In his affidavit, Niles averred that he lied to police about defendant’s involvement in the crime,
that he and King were the only two people involved in the crime, and, most importantly, that
defendant is innocent. Niles’s statement that he and King were the only two “involved,” although
not clear, could be considered exonerating.
¶ 24 Giving the affidavit a liberal construction means that we view the affidavit “with a lenient
eye” (People v. Thomas, 2014 IL App (2d) 121001, ¶ 48 (discussing liberal construction at the
first stage of postconviction proceedings)), and that we may infer reasonable facts from the
evidence (see People v.
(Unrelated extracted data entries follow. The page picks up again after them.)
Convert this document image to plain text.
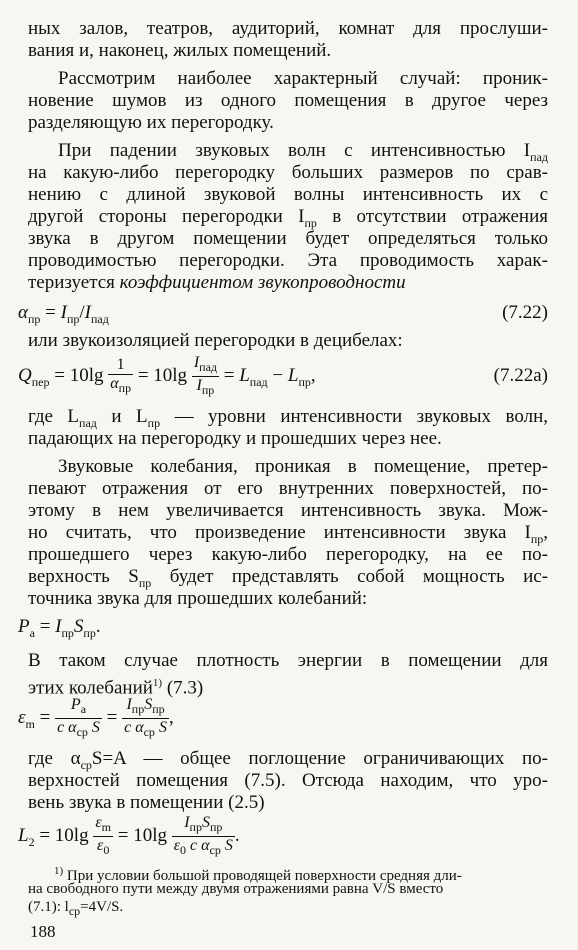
ных залов, театров, аудиторий, комнат для прослуши-
вания и, наконец, жилых помещений.
Рассмотрим наиболее характерный случай: проник-
новение шумов из одного помещения в другое через
разделяющую их перегородку.
При падении звуковых волн с интенсивностью $I_{пад}$
на какую-либо перегородку больших размеров по срав-
нению с длиной звуковой волны интенсивность их с
другой стороны перегородки $I_{пр}$ в отсутствии отражения
звука в другом помещении будет определяться только
проводимостью перегородки. Эта проводимость харак-
теризуется коэффициентом звукопроводности
$\alpha_{пр} = I_{пр}/I_{пад}$	(7.22)
или звукоизоляцией перегородки в децибелах:
$Q_{пер} = 10\lg \frac{1}{\alpha_{пр}} = 10\lg \frac{I_{пад}}{I_{пр}} = L_{пад} - L_{пр}$,	(7.22а)
где $L_{пад}$ и $L_{пр}$ — уровни интенсивности звуковых волн,
падающих на перегородку и прошедших через нее.
Звуковые колебания, проникая в помещение, претер-
певают отражения от его внутренних поверхностей, по-
этому в нем увеличивается интенсивность звука. Мож-
но считать, что произведение интенсивности звука $I_{пр}$,
прошедшего через какую-либо перегородку, на ее по-
верхность $S_{пр}$ будет представлять собой мощность ис-
точника звука для прошедших колебаний:
$P_а = I_{пр}S_{пр}$.
В таком случае плотность энергии в помещении для
этих колебаний$^{1)}$ (7.3)
$\varepsilon_m = \frac{P_а}{c \alpha_{ср} S} = \frac{I_{пр}S_{пр}}{c \alpha_{ср} S}$ ,
где $\alpha_{ср}S=A$ — общее поглощение ограничивающих по-
верхностей помещения (7.5). Отсюда находим, что уро-
вень звука в помещении (2.5)
$L_2 = 10\lg \frac{\varepsilon_m}{\varepsilon_0} = 10\lg \frac{I_{пр}S_{пр}}{\varepsilon_0 c \alpha_{ср} S}$ .
$^{1)}$ При условии большой проводящей поверхности средняя дли-
на свободного пути между двумя отражениями равна V/S вместо
(7.1): $l_{ср}=4V/S$.
188
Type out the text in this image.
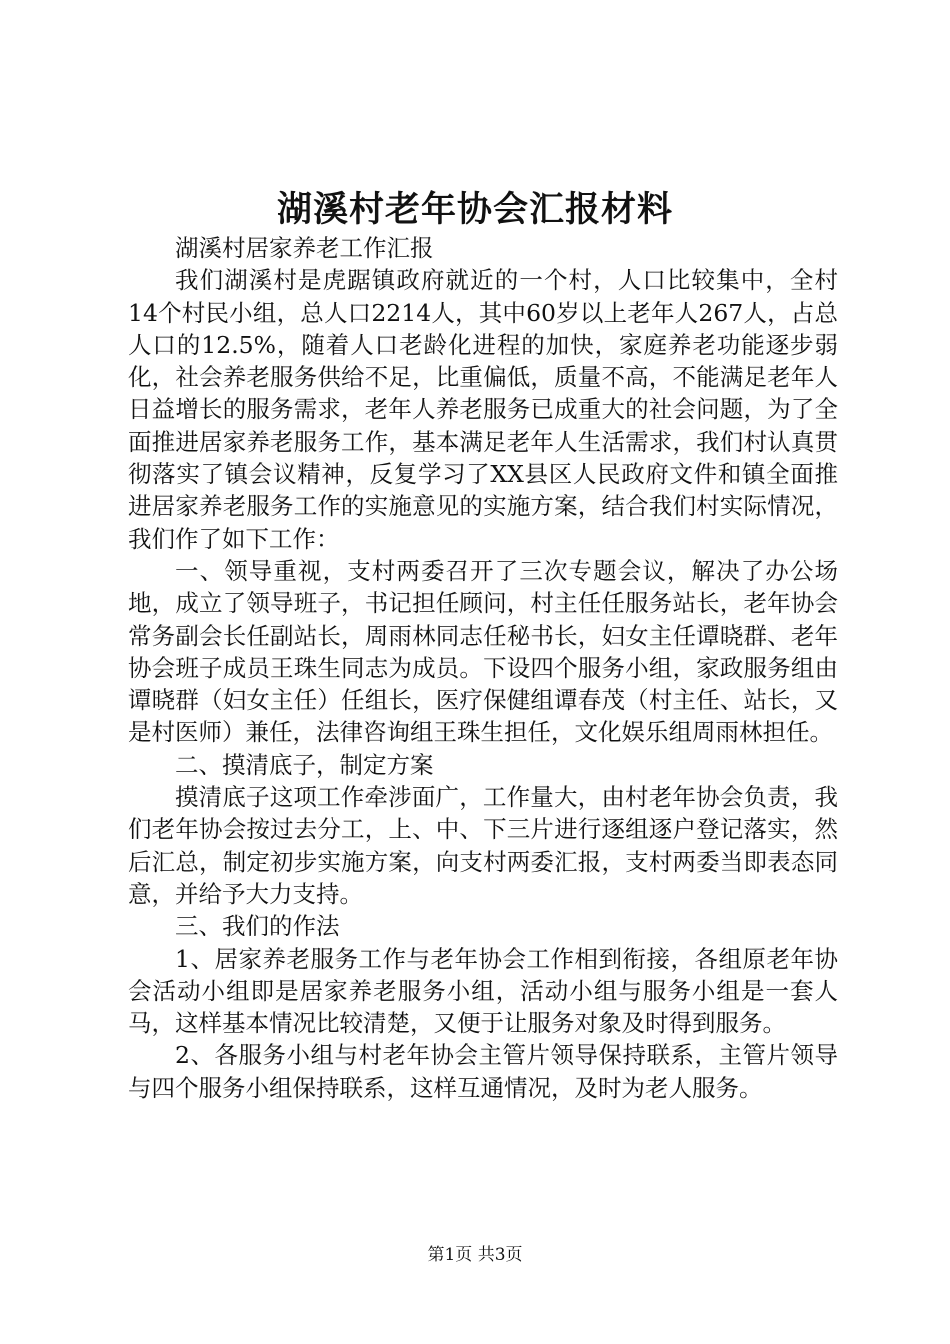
湖溪村老年协会汇报材料

湖溪村居家养老工作汇报

我们湖溪村是虎踞镇政府就近的一个村，人口比较集中，全村14个村民小组，总人口2214人，其中60岁以上老年人267人，占总人口的12.5%，随着人口老龄化进程的加快，家庭养老功能逐步弱化，社会养老服务供给不足，比重偏低，质量不高，不能满足老年人日益增长的服务需求，老年人养老服务已成重大的社会问题，为了全面推进居家养老服务工作，基本满足老年人生活需求，我们村认真贯彻落实了镇会议精神，反复学习了XX县区人民政府文件和镇全面推进居家养老服务工作的实施意见的实施方案，结合我们村实际情况，我们作了如下工作：

一、领导重视，支村两委召开了三次专题会议，解决了办公场地，成立了领导班子，书记担任顾问，村主任任服务站长，老年协会常务副会长任副站长，周雨林同志任秘书长，妇女主任谭晓群、老年协会班子成员王珠生同志为成员。下设四个服务小组，家政服务组由谭晓群（妇女主任）任组长，医疗保健组谭春茂（村主任、站长，又是村医师）兼任，法律咨询组王珠生担任，文化娱乐组周雨林担任。

二、摸清底子，制定方案

摸清底子这项工作牵涉面广，工作量大，由村老年协会负责，我们老年协会按过去分工，上、中、下三片进行逐组逐户登记落实，然后汇总，制定初步实施方案，向支村两委汇报，支村两委当即表态同意，并给予大力支持。

三、我们的作法

1、居家养老服务工作与老年协会工作相到衔接，各组原老年协会活动小组即是居家养老服务小组，活动小组与服务小组是一套人马，这样基本情况比较清楚，又便于让服务对象及时得到服务。

2、各服务小组与村老年协会主管片领导保持联系，主管片领导与四个服务小组保持联系，这样互通情况，及时为老人服务。

第1页 共3页
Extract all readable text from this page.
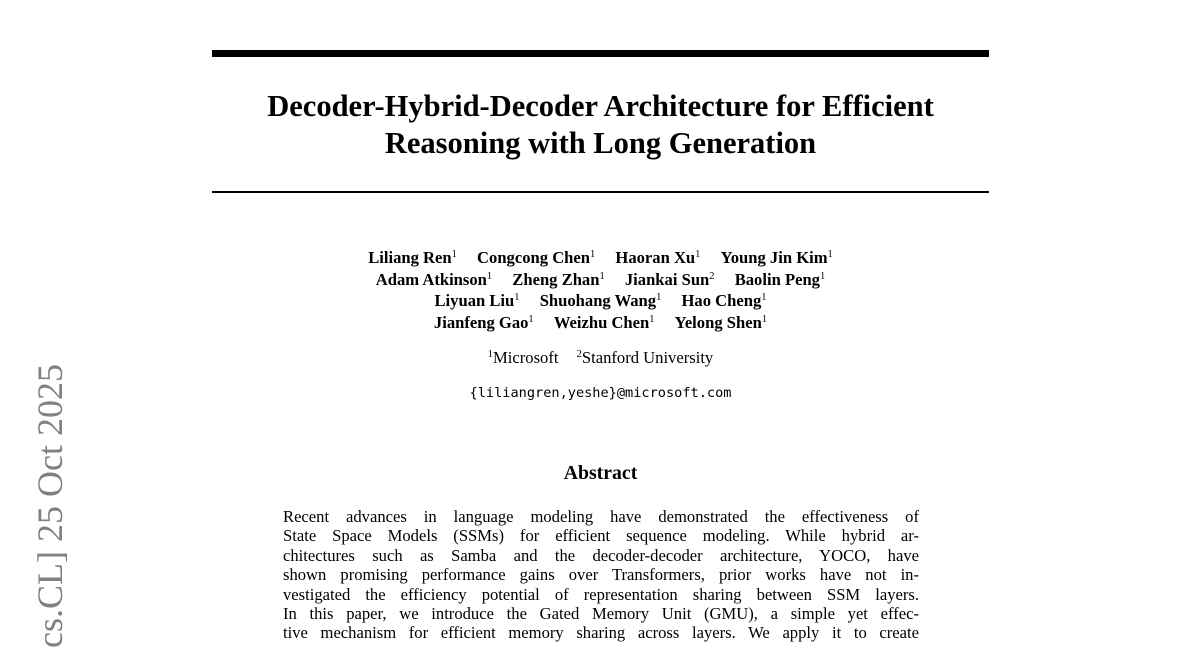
Decoder-Hybrid-Decoder Architecture for Efficient
Reasoning with Long Generation
Liliang Ren$^1$ Congcong Chen$^1$ Haoran Xu$^1$ Young Jin Kim$^1$
Adam Atkinson$^1$ Zheng Zhan$^1$ Jiankai Sun$^2$ Baolin Peng$^1$
Liyuan Liu$^1$ Shuohang Wang$^1$ Hao Cheng$^1$
Jianfeng Gao$^1$ Weizhu Chen$^1$ Yelong Shen$^1$
$^1$Microsoft $^2$Stanford University
{liliangren,yeshe}@microsoft.com
Abstract
Recent advances in language modeling have demonstrated the effectiveness of
State Space Models (SSMs) for efficient sequence modeling. While hybrid ar-
chitectures such as Samba and the decoder-decoder architecture, YOCO, have
shown promising performance gains over Transformers, prior works have not in-
vestigated the efficiency potential of representation sharing between SSM layers.
In this paper, we introduce the Gated Memory Unit (GMU), a simple yet effec-
tive mechanism for efficient memory sharing across layers. We apply it to create
cs.CL] 25 Oct 2025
Morales, 2019 IL App (1st) 160225, ¶ 38 (finding at first stage that
“[w]hile we must liberally construe the facts pled, we can draw no inference from facts that do
not appear in the petition’s allegations or supporting evidence”)). Therefore, we agree with
defendant that “[c]onstruing the factual assertions liberally in [defendant’s] favor, Niles’
affidavit should be taken to mean that [defendant] ***had no involvement whatsoever in the
incident giving rise to the charged offenses.”
¶ 25 At the leave to file stage, we noted “the indefiniteness in many of Niles’s averments.”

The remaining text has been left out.